A petrophysical study of bioturbated shoreface sandstone rocks was completed by mapping local variations in air permeability measured in core samples acquired from the Upper Jurassic Ula Formation of the Norwegian Central Graben. Analysis of the shoreface fabrics resulting from bioturbation was studied using arithmetic, harmonic, and geometric numerical modeling and analytical techniques. The arithmetic mean best illustrates samples dominated by high volumes of horizontal or subvertical burrows (50–80%). The distal Skolithos to proximal Cruziana ichnofacies is an example of a rock fabric that can be characterized using the arithmetic mean. The harmonic mean best exemplifies samples dominated by low volumes of vertically oriented burrows (10–50%). The archetypal Skolithos ichnofacies is an example of a rock fabric that can be characterized using the harmonic mean.
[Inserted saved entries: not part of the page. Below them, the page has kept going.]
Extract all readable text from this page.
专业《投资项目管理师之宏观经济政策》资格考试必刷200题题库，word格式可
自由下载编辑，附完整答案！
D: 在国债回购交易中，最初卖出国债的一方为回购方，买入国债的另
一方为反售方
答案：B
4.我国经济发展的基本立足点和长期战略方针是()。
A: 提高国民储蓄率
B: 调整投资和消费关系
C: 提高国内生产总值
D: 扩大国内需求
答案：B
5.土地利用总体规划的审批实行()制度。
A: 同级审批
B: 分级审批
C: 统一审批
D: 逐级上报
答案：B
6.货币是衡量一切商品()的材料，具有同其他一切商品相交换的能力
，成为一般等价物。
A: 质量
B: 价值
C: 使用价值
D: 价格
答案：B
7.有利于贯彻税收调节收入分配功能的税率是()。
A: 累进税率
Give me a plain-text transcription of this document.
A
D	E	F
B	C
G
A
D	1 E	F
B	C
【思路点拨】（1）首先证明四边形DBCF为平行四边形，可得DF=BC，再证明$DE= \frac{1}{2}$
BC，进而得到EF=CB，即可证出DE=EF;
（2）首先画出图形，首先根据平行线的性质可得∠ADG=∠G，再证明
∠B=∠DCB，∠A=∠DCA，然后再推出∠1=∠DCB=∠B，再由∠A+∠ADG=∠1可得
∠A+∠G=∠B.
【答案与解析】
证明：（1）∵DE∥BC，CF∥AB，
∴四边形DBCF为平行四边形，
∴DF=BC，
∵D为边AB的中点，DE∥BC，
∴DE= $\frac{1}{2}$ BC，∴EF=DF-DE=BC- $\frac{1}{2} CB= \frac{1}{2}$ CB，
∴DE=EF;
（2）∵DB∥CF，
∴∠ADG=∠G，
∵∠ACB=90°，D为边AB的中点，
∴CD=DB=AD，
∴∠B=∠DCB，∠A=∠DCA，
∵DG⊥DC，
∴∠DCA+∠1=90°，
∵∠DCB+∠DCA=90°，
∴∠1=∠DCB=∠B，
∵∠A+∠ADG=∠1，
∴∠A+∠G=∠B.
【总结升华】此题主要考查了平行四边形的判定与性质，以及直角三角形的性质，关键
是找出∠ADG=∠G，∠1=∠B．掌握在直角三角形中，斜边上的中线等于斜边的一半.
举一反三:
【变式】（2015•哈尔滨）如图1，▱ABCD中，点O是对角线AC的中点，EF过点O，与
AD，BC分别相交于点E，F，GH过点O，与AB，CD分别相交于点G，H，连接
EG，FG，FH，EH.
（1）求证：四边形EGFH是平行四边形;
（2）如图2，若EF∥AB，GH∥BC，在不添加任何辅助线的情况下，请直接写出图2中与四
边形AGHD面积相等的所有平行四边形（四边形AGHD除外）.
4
At extreme volumes of bioturbation (90–100%), isotropic flow units begin developing irrespective of burrow orientation.

Numerical models of Ophiomorpha in two different sedimentary bedding features (laminated sandstone and massive sandstone) show that single-phase fluid flow is influenced by parameters such as burrow permeability, burrow connectivity, and bioturbation volume. Spot-permeametry measurements show that the Ophiomorpha burrows have higher permeability values than the host matrix. In the laminated-sandstone models, horizontal shale laminae and low bioturbation intensities promote lamination-parallel fluid flow. At higher volumes of bioturbation, fluid flow becomes increasingly isotropic due to greater amounts of burrow interpenetrations across mud laminae. In the massive-sandstone model, no flow barriers exist. As such, low volumes of bioturbation result in only minor influences on fluid flow. At higher volumes of bioturbation, greater burrow interconnectivity occurs and results in an enhancement of vertical and horizontal burrow permeabilities.

Based on the results outlined above, this paper emphasizes the impact bioturbation plays in helping improve reservoir quality in the Ula Formation. Perhaps more importantly, the effectiveness of the numerical models presented to characterize fluid flow in different bioturbated fabrics (e.g., archetypal Skolithos ichnofacies) highlights the fact that the fluid-flow results outlined in this paper can also be applied more broadly to different shoreface successions using ichnofacies knowledge alone.